Essence of Bodhicitta
Essence of Bodhicitta: How Do We Understand and Practice?
Understanding the essence of bodhicitta is fundamental for our practice. Here, in a brief audio teaching from Japan, Phakchok Rinpoche addresses this question from a student. The student says she has been studying dharma for about the last ten years. She studied many books. And she believes she has an intellectual understanding of bodhicitta. But she has serious doubts about whether she understand at a very deep level in my heart what bodhicitta is. So she asked Rinpoche to please explain the essence of bodhicitta .
The essence of bodhicitta is knowing that the nature of the mind of every living being is actually buddha. And that is the fundamental practice of bodhicitta. Whenever you remember this, then you say, “I wish all sentient beings to be free from suffering and the causes of suffering. I wish them all to attain the enlightenment of realization.” If we know our nature is the same, then it is easy. And it is genuine. But because we don’t have that certainty, bodhicitta cannot arise forcefully – the strength of our bodhicitta is not there.

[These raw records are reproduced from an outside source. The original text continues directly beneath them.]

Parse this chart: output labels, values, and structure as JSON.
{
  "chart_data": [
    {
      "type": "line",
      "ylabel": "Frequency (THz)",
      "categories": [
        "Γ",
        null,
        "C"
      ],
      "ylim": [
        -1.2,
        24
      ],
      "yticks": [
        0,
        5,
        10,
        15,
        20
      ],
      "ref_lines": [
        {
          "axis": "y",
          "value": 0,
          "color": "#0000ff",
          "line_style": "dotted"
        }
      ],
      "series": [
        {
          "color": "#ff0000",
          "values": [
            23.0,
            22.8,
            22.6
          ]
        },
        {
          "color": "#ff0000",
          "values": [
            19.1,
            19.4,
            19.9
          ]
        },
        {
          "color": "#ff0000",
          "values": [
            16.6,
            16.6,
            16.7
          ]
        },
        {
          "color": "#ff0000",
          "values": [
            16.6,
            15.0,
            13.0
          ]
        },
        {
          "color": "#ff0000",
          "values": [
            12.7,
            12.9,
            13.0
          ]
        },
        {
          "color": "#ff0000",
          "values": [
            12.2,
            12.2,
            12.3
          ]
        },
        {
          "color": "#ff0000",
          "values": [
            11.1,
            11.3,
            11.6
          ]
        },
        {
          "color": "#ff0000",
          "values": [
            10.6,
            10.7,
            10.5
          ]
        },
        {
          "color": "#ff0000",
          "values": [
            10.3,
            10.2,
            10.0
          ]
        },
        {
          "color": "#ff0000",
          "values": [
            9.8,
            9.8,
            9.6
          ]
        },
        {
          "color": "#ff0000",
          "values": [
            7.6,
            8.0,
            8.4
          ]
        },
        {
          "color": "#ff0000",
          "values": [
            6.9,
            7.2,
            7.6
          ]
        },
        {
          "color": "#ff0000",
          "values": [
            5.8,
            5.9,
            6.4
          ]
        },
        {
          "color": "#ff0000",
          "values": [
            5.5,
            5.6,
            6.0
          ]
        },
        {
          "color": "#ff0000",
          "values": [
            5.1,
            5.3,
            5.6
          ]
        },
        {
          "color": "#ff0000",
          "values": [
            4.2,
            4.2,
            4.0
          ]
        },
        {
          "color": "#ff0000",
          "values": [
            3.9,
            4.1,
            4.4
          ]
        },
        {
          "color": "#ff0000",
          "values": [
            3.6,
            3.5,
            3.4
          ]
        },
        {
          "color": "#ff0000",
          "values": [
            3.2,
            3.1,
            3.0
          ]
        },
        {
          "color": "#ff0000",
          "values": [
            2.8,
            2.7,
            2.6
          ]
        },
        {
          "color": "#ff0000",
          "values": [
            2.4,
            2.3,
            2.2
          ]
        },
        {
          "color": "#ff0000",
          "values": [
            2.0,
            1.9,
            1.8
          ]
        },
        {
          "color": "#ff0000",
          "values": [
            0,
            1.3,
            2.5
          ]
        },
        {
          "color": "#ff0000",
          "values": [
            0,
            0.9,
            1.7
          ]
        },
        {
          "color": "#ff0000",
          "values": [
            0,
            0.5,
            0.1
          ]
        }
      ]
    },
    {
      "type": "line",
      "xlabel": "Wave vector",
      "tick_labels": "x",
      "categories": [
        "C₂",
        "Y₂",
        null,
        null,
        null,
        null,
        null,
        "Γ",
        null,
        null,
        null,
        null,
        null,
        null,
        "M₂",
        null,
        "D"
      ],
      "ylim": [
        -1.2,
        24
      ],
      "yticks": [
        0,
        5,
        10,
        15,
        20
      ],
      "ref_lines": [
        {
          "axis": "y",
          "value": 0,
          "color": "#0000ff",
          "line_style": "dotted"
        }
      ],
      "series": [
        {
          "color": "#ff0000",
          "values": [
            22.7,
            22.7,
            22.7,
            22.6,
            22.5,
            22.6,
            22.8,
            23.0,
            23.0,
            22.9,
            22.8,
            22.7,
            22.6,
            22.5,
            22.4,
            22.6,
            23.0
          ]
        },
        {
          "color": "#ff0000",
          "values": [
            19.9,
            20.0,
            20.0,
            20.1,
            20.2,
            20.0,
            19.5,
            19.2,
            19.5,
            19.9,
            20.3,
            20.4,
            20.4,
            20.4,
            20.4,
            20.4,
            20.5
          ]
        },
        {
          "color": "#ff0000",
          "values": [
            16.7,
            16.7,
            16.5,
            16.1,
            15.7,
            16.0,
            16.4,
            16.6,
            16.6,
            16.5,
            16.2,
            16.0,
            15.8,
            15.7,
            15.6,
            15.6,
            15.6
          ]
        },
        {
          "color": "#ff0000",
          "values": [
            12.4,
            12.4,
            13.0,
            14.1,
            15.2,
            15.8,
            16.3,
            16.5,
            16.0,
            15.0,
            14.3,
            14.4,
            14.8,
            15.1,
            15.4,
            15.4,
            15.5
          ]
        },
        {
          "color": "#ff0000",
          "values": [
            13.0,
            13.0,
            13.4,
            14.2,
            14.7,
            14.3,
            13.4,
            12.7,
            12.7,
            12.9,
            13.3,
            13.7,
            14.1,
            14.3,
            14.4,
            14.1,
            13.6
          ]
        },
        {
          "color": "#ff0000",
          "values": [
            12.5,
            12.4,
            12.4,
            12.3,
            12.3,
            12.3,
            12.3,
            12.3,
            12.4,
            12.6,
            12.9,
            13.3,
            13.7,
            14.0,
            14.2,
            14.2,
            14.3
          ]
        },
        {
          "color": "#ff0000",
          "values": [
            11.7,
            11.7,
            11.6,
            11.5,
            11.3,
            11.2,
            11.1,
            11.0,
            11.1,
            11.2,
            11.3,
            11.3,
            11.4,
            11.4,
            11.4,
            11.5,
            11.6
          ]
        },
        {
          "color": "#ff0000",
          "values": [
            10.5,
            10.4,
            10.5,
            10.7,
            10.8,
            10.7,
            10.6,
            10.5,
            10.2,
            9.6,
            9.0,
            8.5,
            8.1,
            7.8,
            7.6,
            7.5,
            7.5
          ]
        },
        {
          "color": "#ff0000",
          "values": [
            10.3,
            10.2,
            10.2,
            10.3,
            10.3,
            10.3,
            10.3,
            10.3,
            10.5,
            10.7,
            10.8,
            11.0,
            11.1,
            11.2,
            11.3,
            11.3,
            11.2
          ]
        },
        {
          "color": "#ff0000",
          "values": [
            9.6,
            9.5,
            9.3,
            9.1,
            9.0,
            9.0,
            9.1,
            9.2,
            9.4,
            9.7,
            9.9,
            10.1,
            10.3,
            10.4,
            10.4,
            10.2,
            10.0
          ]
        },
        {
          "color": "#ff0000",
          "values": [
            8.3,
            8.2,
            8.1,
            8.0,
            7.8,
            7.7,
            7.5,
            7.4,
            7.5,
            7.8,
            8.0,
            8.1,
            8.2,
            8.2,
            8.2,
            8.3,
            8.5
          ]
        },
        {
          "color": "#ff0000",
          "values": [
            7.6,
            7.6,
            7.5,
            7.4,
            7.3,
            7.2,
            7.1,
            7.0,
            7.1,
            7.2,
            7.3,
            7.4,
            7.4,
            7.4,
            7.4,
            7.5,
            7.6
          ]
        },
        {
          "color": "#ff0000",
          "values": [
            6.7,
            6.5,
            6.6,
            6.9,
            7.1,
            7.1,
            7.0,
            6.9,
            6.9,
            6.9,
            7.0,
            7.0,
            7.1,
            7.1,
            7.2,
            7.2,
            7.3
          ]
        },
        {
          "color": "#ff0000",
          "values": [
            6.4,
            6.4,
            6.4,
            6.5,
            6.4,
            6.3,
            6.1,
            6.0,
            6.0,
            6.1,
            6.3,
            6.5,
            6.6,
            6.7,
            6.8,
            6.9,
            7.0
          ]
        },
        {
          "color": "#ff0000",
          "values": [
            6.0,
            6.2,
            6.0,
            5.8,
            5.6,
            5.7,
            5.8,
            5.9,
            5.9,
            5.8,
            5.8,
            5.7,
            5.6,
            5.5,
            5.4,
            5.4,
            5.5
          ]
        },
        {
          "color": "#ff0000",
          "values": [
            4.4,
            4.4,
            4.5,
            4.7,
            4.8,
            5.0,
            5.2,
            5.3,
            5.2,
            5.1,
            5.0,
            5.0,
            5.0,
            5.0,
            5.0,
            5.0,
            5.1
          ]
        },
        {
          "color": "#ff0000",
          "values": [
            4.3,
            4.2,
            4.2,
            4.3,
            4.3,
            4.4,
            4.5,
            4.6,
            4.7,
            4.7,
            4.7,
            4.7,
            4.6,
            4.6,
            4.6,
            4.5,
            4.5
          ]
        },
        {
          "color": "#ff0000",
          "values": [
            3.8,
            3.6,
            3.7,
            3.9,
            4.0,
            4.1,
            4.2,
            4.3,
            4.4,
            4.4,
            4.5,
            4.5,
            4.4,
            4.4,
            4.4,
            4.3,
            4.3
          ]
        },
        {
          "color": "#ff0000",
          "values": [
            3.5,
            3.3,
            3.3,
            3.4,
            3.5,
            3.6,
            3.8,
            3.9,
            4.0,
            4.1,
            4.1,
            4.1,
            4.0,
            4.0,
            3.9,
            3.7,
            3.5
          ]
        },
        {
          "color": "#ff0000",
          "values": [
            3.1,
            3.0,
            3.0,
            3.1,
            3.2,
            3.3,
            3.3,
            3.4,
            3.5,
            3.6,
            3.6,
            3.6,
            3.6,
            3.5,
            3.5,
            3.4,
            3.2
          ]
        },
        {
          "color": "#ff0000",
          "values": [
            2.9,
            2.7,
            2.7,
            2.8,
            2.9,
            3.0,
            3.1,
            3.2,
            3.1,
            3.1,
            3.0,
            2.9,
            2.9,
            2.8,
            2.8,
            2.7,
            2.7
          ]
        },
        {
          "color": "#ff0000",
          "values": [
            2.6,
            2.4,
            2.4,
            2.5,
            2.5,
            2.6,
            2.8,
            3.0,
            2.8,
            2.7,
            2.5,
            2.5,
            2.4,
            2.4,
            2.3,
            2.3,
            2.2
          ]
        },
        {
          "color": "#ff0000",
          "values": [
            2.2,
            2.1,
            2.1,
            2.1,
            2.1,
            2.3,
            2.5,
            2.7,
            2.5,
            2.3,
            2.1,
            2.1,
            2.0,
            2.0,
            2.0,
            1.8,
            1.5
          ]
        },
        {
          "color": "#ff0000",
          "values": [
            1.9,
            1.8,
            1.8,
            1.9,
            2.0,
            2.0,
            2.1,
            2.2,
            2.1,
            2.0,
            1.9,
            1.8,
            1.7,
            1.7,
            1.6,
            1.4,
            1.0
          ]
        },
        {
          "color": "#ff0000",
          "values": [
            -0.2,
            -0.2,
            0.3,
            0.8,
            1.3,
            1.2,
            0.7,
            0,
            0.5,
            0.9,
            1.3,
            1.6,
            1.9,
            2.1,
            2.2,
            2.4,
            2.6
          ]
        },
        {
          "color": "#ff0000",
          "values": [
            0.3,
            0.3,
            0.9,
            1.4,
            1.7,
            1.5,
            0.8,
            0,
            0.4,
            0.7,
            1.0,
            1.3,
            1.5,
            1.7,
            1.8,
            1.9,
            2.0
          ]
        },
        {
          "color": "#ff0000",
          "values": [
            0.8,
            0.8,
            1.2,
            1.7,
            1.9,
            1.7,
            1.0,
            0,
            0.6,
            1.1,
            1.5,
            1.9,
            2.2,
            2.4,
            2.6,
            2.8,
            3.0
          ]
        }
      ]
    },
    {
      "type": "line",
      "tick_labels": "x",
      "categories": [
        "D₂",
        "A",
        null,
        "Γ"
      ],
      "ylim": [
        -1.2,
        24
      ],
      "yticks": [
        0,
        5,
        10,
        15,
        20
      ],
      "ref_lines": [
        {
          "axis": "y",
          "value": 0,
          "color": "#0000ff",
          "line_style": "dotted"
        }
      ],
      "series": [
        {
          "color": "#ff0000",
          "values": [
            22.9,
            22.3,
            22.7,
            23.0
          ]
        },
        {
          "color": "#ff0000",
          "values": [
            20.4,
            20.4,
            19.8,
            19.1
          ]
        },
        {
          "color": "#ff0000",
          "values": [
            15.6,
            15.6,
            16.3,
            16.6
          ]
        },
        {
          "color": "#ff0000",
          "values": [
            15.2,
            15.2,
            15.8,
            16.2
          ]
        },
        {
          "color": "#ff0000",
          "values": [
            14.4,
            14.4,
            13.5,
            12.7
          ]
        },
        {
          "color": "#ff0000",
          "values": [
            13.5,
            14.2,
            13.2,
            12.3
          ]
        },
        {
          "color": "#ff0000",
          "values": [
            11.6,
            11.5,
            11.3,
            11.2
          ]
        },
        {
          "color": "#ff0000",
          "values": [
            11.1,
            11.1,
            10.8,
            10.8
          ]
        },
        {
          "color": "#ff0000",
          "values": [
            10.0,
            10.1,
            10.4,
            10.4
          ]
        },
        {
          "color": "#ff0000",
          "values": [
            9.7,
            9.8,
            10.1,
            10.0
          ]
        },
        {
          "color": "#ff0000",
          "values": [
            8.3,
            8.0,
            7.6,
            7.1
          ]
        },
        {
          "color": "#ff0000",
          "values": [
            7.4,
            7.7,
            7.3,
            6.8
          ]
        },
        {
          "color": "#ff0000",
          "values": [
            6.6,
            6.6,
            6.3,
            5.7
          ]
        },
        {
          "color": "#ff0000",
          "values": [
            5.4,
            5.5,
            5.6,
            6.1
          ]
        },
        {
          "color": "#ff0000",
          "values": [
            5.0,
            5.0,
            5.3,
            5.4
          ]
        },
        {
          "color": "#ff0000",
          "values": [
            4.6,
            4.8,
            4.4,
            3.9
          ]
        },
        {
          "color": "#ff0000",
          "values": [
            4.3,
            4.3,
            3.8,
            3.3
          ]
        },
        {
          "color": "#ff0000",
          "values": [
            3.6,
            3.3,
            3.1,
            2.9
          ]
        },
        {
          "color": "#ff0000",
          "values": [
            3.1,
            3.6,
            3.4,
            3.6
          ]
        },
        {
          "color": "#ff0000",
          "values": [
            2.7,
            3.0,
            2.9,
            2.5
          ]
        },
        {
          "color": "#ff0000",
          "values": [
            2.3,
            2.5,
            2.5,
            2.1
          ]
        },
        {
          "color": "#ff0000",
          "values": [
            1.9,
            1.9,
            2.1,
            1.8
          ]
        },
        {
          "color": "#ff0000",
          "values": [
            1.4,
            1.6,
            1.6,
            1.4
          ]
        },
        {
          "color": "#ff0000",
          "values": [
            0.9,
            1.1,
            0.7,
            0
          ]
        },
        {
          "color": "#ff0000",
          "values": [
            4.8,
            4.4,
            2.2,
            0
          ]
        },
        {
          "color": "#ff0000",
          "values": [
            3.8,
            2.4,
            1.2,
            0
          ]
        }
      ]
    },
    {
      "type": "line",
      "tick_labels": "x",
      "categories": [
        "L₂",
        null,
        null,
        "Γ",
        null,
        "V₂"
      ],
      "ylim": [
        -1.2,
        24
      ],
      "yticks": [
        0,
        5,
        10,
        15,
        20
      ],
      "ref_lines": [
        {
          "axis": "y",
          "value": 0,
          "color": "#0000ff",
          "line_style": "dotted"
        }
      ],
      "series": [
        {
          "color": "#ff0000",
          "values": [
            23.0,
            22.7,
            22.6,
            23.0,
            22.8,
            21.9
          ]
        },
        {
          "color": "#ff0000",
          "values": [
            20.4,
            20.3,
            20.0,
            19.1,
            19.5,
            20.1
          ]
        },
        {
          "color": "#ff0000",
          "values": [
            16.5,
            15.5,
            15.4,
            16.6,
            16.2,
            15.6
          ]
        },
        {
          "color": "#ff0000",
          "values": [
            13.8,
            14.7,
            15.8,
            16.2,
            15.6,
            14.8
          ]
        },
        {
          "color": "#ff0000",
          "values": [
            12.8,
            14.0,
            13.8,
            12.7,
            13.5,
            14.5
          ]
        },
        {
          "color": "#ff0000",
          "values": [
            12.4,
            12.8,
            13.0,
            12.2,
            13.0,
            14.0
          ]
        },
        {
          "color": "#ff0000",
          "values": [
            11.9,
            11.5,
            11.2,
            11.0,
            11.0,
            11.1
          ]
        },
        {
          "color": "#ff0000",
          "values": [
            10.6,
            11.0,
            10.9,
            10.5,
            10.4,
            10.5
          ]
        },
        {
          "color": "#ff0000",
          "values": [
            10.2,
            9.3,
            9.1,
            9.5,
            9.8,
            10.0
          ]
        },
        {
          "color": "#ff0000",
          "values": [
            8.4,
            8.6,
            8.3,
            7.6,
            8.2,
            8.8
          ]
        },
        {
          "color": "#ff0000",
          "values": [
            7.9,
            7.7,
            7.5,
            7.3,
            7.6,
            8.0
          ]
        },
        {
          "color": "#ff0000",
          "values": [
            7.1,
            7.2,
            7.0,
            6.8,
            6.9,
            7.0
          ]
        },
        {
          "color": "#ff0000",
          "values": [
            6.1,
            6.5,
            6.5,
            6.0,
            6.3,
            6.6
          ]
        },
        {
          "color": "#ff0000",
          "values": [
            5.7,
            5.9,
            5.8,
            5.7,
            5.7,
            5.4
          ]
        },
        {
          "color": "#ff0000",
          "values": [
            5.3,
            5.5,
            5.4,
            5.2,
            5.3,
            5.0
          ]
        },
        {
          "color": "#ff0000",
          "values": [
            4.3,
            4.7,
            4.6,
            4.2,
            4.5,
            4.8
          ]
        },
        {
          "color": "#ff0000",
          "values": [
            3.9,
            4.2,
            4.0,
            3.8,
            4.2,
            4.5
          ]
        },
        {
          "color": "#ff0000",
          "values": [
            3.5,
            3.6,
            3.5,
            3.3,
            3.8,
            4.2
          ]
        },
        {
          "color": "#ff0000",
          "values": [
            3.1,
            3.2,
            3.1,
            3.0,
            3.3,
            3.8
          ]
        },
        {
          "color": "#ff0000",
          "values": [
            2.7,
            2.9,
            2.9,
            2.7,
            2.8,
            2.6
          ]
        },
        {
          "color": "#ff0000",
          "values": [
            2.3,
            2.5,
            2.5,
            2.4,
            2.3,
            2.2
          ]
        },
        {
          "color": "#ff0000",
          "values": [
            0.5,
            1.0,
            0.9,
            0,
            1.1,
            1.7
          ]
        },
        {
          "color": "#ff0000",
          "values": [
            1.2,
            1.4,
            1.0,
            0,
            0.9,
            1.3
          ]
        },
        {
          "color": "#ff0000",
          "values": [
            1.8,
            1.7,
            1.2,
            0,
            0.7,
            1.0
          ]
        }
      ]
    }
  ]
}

Once we have that conviction, then we can practice by first asking ourselves, “Who are all sentient beings”?
We think of each and every sentient being as our mother – because Buddha said we are born and we die many, many times so we are all connected. You could have been born as my child many lifetimes ago or I could have been your mother many lifetimes ago. We are all interconnected. Think that all sentient beings are like our parents. They are having suffering and the causes of suffering. For this reason, they need to attain enlightenment.
Then we resolve, “Today I am going to do five minutes of meditation”. Or, “today I am going to go to the temple and offer a coin”. And, “for this reason, I am going to go to the temple to pray”. The motivation to practice in order to benefit others becomes the core intention for any type of practice we do.
The two key reminders are:
- We have trust that the nature of all sentient beings is Buddha.
- We have an attitude of compassion, caring, and kindness.
When we have these two attitudes, bodhicitta arises very correctly. Kindness naturally brings forth compassion. And trust in the buddha nature of all beings brings enlightenment. Both are possible and that is why these are very important.
Essence of Bodhicitta: Pure Compassion
After this explanation, another student asked about compassion and how we should understand pure compassion.
Our compassion is not pure because our compassion has an agenda. For example, I may feel compassion towards you but I have an agenda. My agenda can be anything. Mostly our compassion is not pure because we have an agenda. Our compassion carries emotions. For example, if we feel compassion for someone and if the person then acts badly, we tend to become angry. Our compassion is emotional. On top of that, our compassion has an agenda. And of course, our compassion has judgment. So, our compassion is not the same for everybody.
When we add all these elements to our compassion, we cannot really call it good compassion, can we?
Emptiness and Compassion
When we meditate on emptiness, we have no agenda. At that time, we don’t have judgment and we don’t have emotion in emptiness. After we have finished our meditation–at the moment we arise– the first thought needs to be, “I wish all sentient beings to be free from suffering and the causes of suffering”. When we arise after the emptiness meditation that moment of compassion has no agenda because it is just after the emptiness meditation. It is pure. But, after five minutes– the agenda develops again. Then our compassion has emotion and judgment.
So how do we practice? We practice by alternating the two practices.
Alternating is the key to practicing correct compassion. Compassion can be developed from emptiness and emptiness can develop from compassion. This is how we practice alternating.
Simply sit for one to five minutes and meditate. Afterward, we say, “I wish all sentient beings to be free from suffering and the causes of suffering.” This is compassion. After we spend some time developing compassion, drop that, and return to emptiness. After emptiness, then we again cultivate compassion.
When we alternate, compassion helps emptiness and emptiness helps compassion. How? Our meditation does not become selfish when we have supported it with compassion. When we don’t have compassion, then our emptiness compassion becomes selfish. That means we are meditating for our own benefit–and that is selfish.
Consider carefully the statements above about selfish compassion and agendas. Then examine your own thoughts, words and deeds. Can you begin to notice when your kindness and compassion has an agenda? Don’t judge yourself–simply notice.
Slowly try to pay more attention to this in your dealings with others in daily life. Can you pause and examine your motives? How does this change your expression of kindness, compassion and bodhicitta?